News Roundup on #StopLine3 in Minnesota: The Abuse is Getting Worse

(Art credit: Moira Villiard)

If you’ve heard anything about Line 3 in the past week, it’s probably about the acceleration of brutal and inhumane treatment of Water Protectors by police.

Tara Houska, who was hit multiple times by rubber bullets this week, was interviewed on Democracy Now! about how police violence has escalated and why she still persists in spite of it:

[I]f it takes seeing Indigenous bodies being brutalized to understand what is really occurring in real time, what is happening to the people as we are defending these last places, that’s what I’m willing to do. And that’s what many, many others are willing to do. I was just one of many people who were hurt. I was put in solitary confinement. I was denied medical care, after being hospitalized when I got brought in. We, as human beings, have to decide what we’re going to do. And some of us are pushing as hard as we can with everything that we can.

In return, Enbridge has now paid out more than 1.7 million dollars to various police agencies in Minnesota for their services.

There are a couple things worth considering about this.

The first is it’s worth remembering that during the confrontations at Standing Rock, police and security firms regarded Water Protectors as terrorists, with one firm describing them as “an ideologically driven insurgency with a strong religious component”.

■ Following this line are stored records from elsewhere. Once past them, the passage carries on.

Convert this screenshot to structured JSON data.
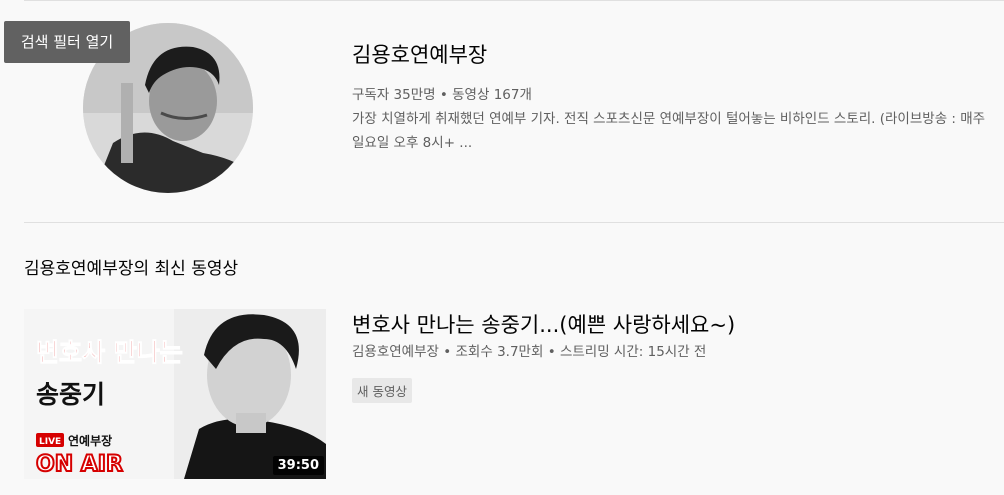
{
  "filter_tooltip": "검색 필터 열기",
  "channel": {
    "name": "김용호연예부장",
    "subscribers": "구독자 35만명",
    "separator": "•",
    "video_count": "동영상 167개",
    "description": "가장 치열하게 취재했던 연예부 기자. 전직 스포츠신문 연예부장이 털어놓는 비하인드 스토리. (라이브방송 : 매주 일요일 오후 8시+ ..."
  },
  "latest_section": {
    "title": "김용호연예부장의 최신 동영상"
  },
  "video": {
    "title": "변호사 만나는 송중기...(예쁜 사랑하세요~)",
    "channel": "김용호연예부장",
    "views": "조회수 3.7만회",
    "streamed": "스트리밍 시간: 15시간 전",
    "duration": "39:50",
    "badge": "새 동영상",
    "thumbnail_text": {
      "line1": "변호사 만나는",
      "line2": "송중기",
      "live_tag": "LIVE",
      "channel_tag": "연예부장",
      "on_air": "ON AIR"
    }
  },
  "colors": {
    "background": "#f9f9f9",
    "primary_text": "#030303",
    "secondary_text": "#606060",
    "divider": "#e0e0e0",
    "tooltip_bg": "#616161",
    "thumbnail_red": "#d60000"
  }
}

Given this view of the world, inhumane treatment from police in Minnesota isn’t surprising at all: It’s just Guantanamo Bay starting to come home. The methods used by powerful countries to control foreign populations are always used against their own people eventually. Given how severely abusive America’s carceral state already is, it’s a much smaller leap than one might think.

This process is aided by the fact that Indigenous people are so often considered “foreign” in their own homelands. (Reminder: they were here first.) I wrote back in April about how racism smuggles poisons into society, and it applies to state violence just as much as fossil fuel projects. It’s much easier for the worst aspects of our government to expand their powers and capabilities by targeting people who are invisible to most of the country.

But if the struggles and suffering of Indigenous peoples go unseen, all kinds of horrible things can grow. And by the time they come for other parts of society, they will be much, much harder to stop.